Quelle sorte d’union ou d’unité y a-t-il entre les divers degrés qui composent une même forme ?

« Il faut concevoir[1] qu’au sein de la forme, ces degrés possèdent quatre sortes d’unités, et cela lors même qu’ils seraient séparés de tout sujet : en sorte que, de ces unités reçues au cours de l’accroissement, il n’en est aucune qu’ils tiennent du sujet.

» La première est l’unité d’indivision ; ils sont distincts, en effet, mais ils ne sont pas séparés les uns des autres, comme le sont les charités qui résident en deux âmes différentes.

» La seconde est l’unité de composition ; toute forme se compose de ses degrés comme tout continu se compose de ses parties ; cette composition, cependant n’est pas semblable à celle qui résulte de l’union d’un être en acte avec un être en puissance », par exemple à celle par laquelle la substance résulte de l’union de la forme avec la matière.

» La troisième est l’unité par continuité ; ces degrés, il est vrai n’ont pas la continuité extensive, qui convient seulement à la grandeur de masse (quantitas molis) ; mais ils possèdent la continuité intensive ; de deux degrés consécutifs, les extrémités ne font qu’un, et cela précisément en vertu de la continuité dont nous parlons.

» La troisième est l’unité d’homogénéité ; en effet, ils ont la même raison formelle ; tout degré de charité est charité ; il n’est pas cette charité qu’est le tout, mais cette charité qui, d’une manière univoque, se peut dire du tout et de chacun des degrés.

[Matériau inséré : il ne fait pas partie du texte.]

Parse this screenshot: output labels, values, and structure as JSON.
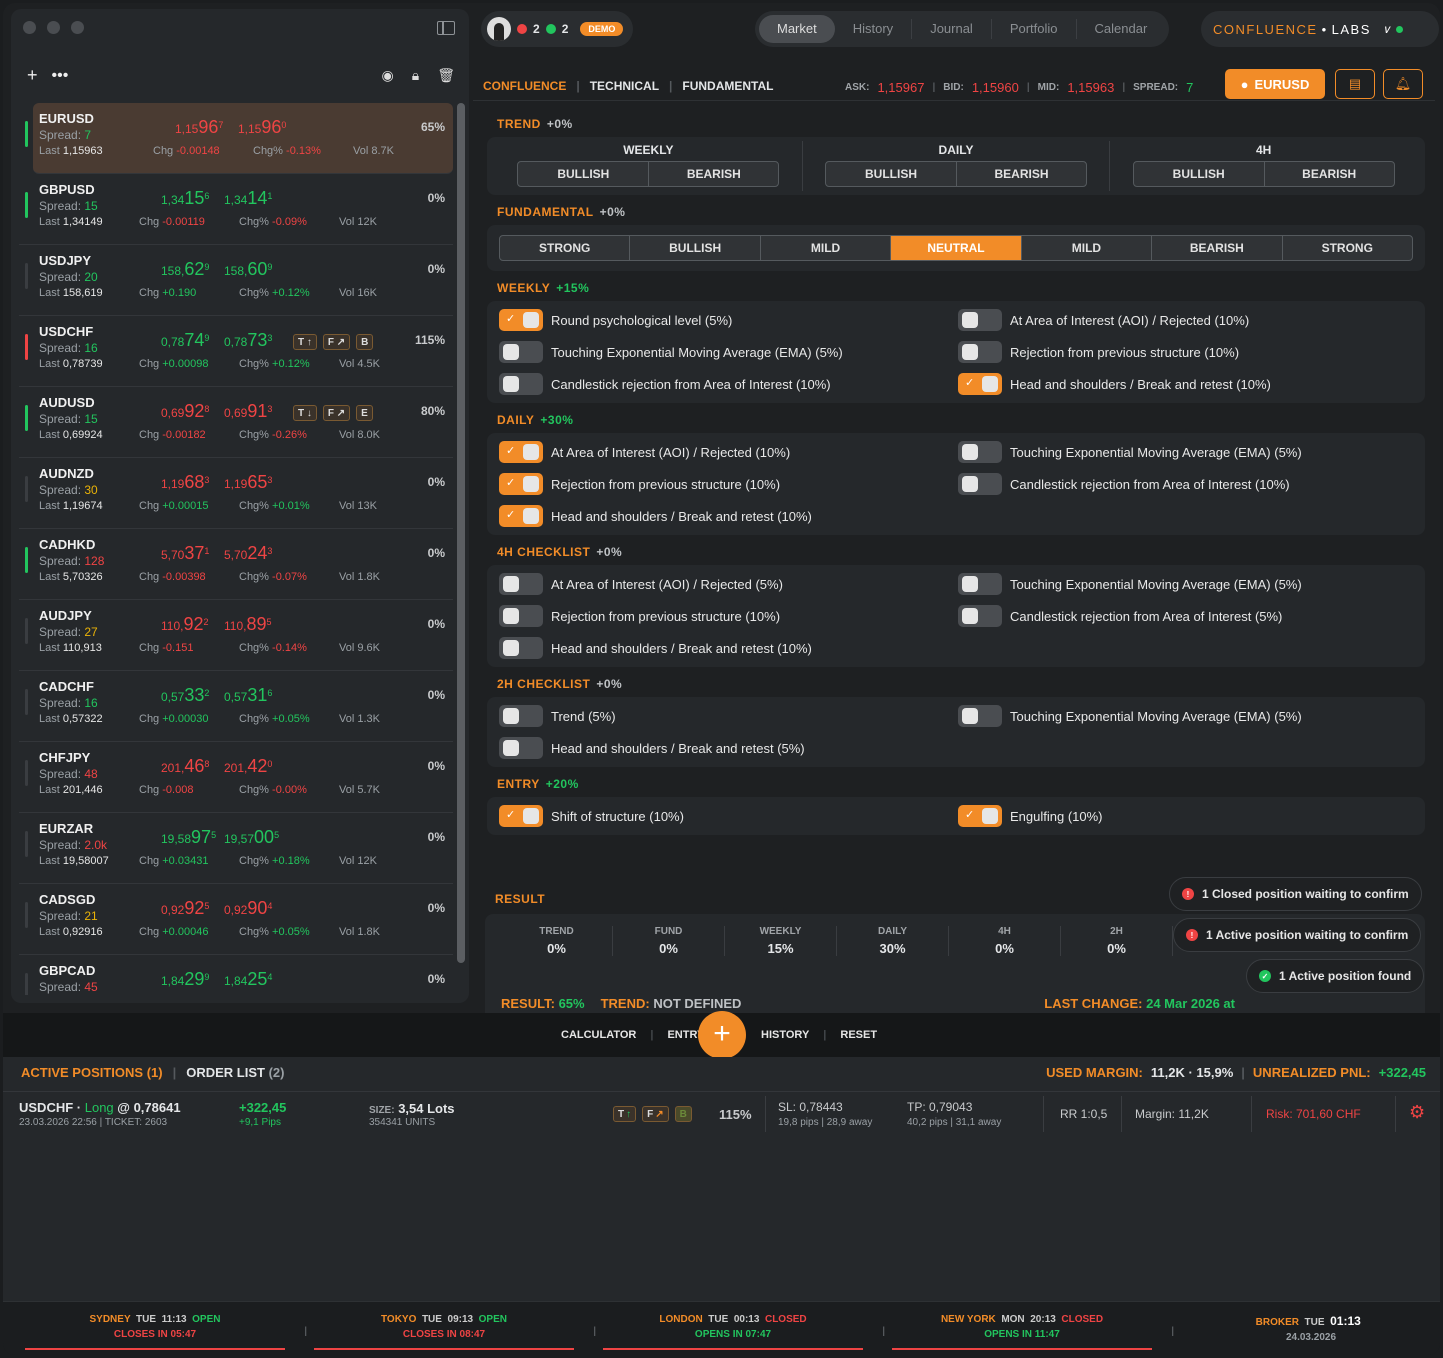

C’est ce qu’on voit clairement par l’exemple de l’eau. »

Après Duns Scot, Guillaume d’Ockam et François de Mayronnes sont assurément les deux docteurs qui ont le plus influé, au xive siècle, sur la philosophie franciscaine ; bien souvent, les influences de ces deux maîtres s’opposent l’une à l’autre ; ici, elles concourent à recommander la théorie défendue par Richard de Middleton et par le Docteur Subtil ; nous ne nous étonnerons donc pas que cette théorie ait reçu, de la part des Mineurs, un acquiescement unanime.

  1. François de Mayronnes, loc. cit., éd. cit., fol. 74, col. a.